70 men from Canada received the Victoria Cross, Britain’s highest award for gallantry, during the First World
War. As part of the Centenary Commemorations the people of the United Kingdom marked their gratitude to
those courageous men by presenting a bronze memorial plaque to their home country engraved with their
names. The plaque is now displayed at the British High Commission Ottawa. This archive tells their stories.
Name: Robert Edward Cruickshank
DOB: 17 June 1988
Place of Birth: Winnipeg, Canada
Date of Action: 1 May 1918
Place of Action: Jordan River, Palestine
Regiment: London Scottish
Robert Cruickshank was born on 17 June 1888 in Winnipeg, Canada, but moved to England with his family when young. He worked as a salesman but, upon the outbreak of the First World War, he volunteered initially for the Royal Flying Corps before transferring to the London Scottish Regiment of the British Army. He was wounded during the Battle of the Somme and was later sent to the Middle East.

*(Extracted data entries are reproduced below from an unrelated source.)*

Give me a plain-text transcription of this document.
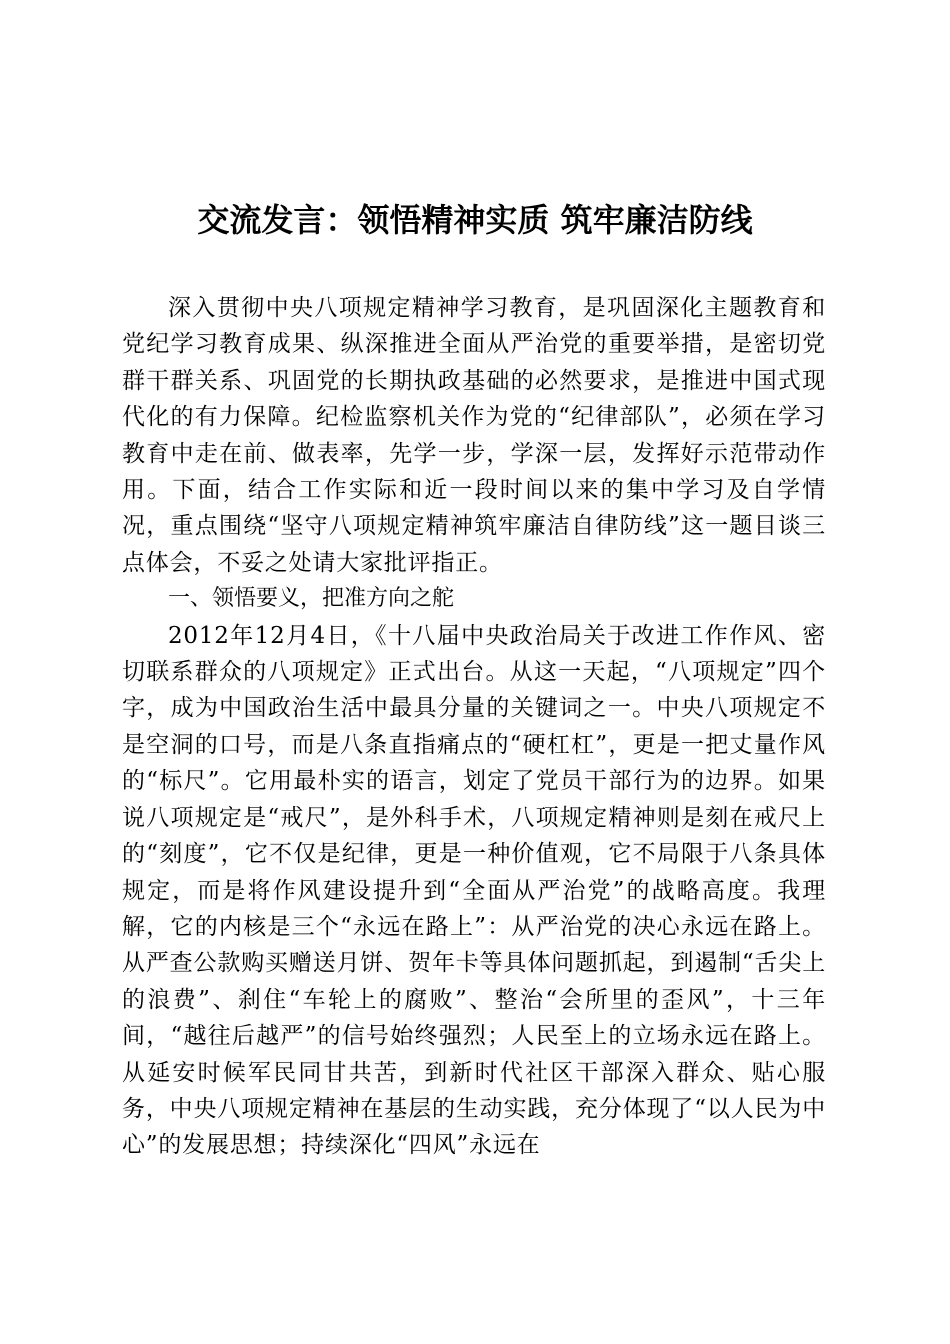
交流发言：领悟精神实质 筑牢廉洁防线

深入贯彻中央八项规定精神学习教育，是巩固深化主题教育和党纪学习教育成果、纵深推进全面从严治党的重要举措，是密切党群干群关系、巩固党的长期执政基础的必然要求，是推进中国式现代化的有力保障。纪检监察机关作为党的“纪律部队”，必须在学习教育中走在前、做表率，先学一步，学深一层，发挥好示范带动作用。下面，结合工作实际和近一段时间以来的集中学习及自学情况，重点围绕“坚守八项规定精神筑牢廉洁自律防线”这一题目谈三点体会，不妥之处请大家批评指正。

一、领悟要义，把准方向之舵

2012年12月4日，《十八届中央政治局关于改进工作作风、密切联系群众的八项规定》正式出台。从这一天起，“八项规定”四个字，成为中国政治生活中最具分量的关键词之一。中央八项规定不是空洞的口号，而是八条直指痛点的“硬杠杠”，更是一把丈量作风的“标尺”。它用最朴实的语言，划定了党员干部行为的边界。如果说八项规定是“戒尺”，是外科手术，八项规定精神则是刻在戒尺上的“刻度”，它不仅是纪律，更是一种价值观，它不局限于八条具体规定，而是将作风建设提升到“全面从严治党”的战略高度。我理解，它的内核是三个“永远在路上”：从严治党的决心永远在路上。从严查公款购买赠送月饼、贺年卡等具体问题抓起，到遏制“舌尖上的浪费”、刹住“车轮上的腐败”、整治“会所里的歪风”，十三年间，“越往后越严”的信号始终强烈；人民至上的立场永远在路上。从延安时候军民同甘共苦，到新时代社区干部深入群众、贴心服务，中央八项规定精神在基层的生动实践，充分体现了“以人民为中心”的发展思想；持续深化“四风”永远在
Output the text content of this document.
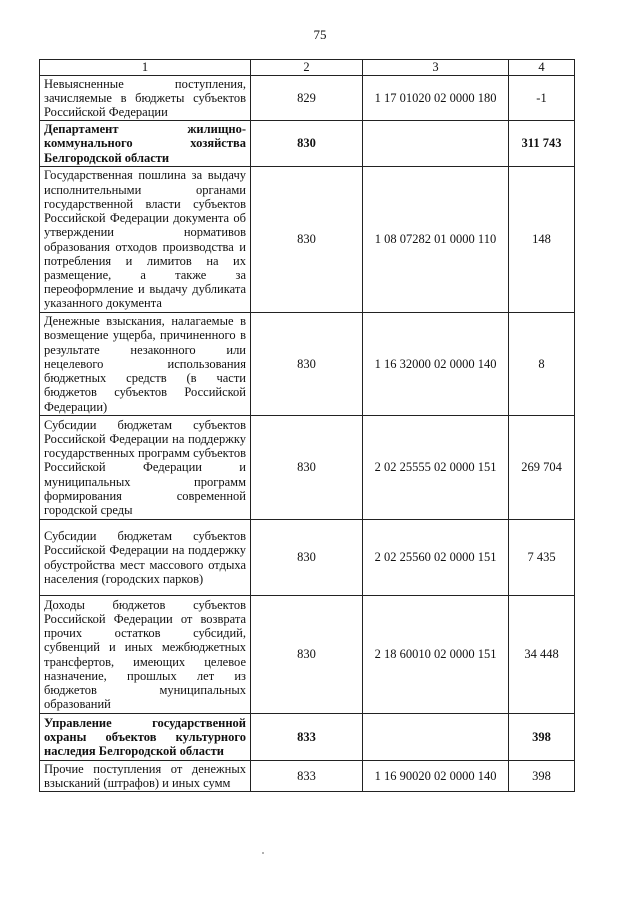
75
1	2	3	4
Невыясненные поступления, зачисляемые в бюджеты субъектов Российской Федерации	829	1 17 01020 02 0000 180	-1
Департамент жилищно-коммунального хозяйства Белгородской области	830		311 743
Государственная пошлина за выдачу исполнительными органами государственной власти субъектов Российской Федерации документа об утверждении нормативов образования отходов производства и потребления и лимитов на их размещение, а также за переоформление и выдачу дубликата указанного документа	830	1 08 07282 01 0000 110	148
Денежные взыскания, налагаемые в возмещение ущерба, причиненного в результате незаконного или нецелевого использования бюджетных средств (в части бюджетов субъектов Российской Федерации)	830	1 16 32000 02 0000 140	8
Субсидии бюджетам субъектов Российской Федерации на поддержку государственных программ субъектов Российской Федерации и муниципальных программ формирования современной городской среды	830	2 02 25555 02 0000 151	269 704
Субсидии бюджетам субъектов Российской Федерации на поддержку обустройства мест массового отдыха населения (городских парков)	830	2 02 25560 02 0000 151	7 435
Доходы бюджетов субъектов Российской Федерации от возврата прочих остатков субсидий, субвенций и иных межбюджетных трансфертов, имеющих целевое назначение, прошлых лет из бюджетов муниципальных образований	830	2 18 60010 02 0000 151	34 448
Управление государственной охраны объектов культурного наследия Белгородской области	833		398
Прочие поступления от денежных взысканий (штрафов) и иных сумм	833	1 16 90020 02 0000 140	398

Private Cruickshank was awarded his Victoria Cross for his bravery on 1 May 1918 at the River Jordan in Palestine when he volunteered to take a message to headquarters after his platoon came under heavy fire. His citation states:
The platoon to which Private Cruickshank belonged came under very heavy rifle and machine-gun fire at short range and was led down a steep bank into a wadi, most of the men being hit before they reached the bottom. Immediately after reaching the bottom of the wadi the officer in command was shot dead, and the sergeant who then took over command sent a runner back to Company Headquarters asking for support, but was mortally wounded almost immediately after; the corporal having in the meantime been killed, the only remaining N.C.O. (a lance-corporal), believing the first messenger to have been killed, called for a volunteer to take a second message back. Private Cruickshank immediately responded and rushed up the slope, but was hit and rolled back into the wadi bottom. He again rose and rushed up the slope, but, being again wounded, rolled back into the wadi. After his wounds had been dressed he rushed a third time up the slope and again fell badly wounded. Being now unable to stand he rolled himself back amid a hail of bullets. His wounds were now of such a nature as to preclude him making any further attempt and he lay all day in a dangerous position, being sniped at and again wounded where he lay. He displayed the utmost valour and endurance, and was cheerful and uncomplaining throughout.
Private Cruickshank returned to England a hero, married and resumed work in the field of sales. In the Second World War, he served in the Home Guard. He died in 1961 in England.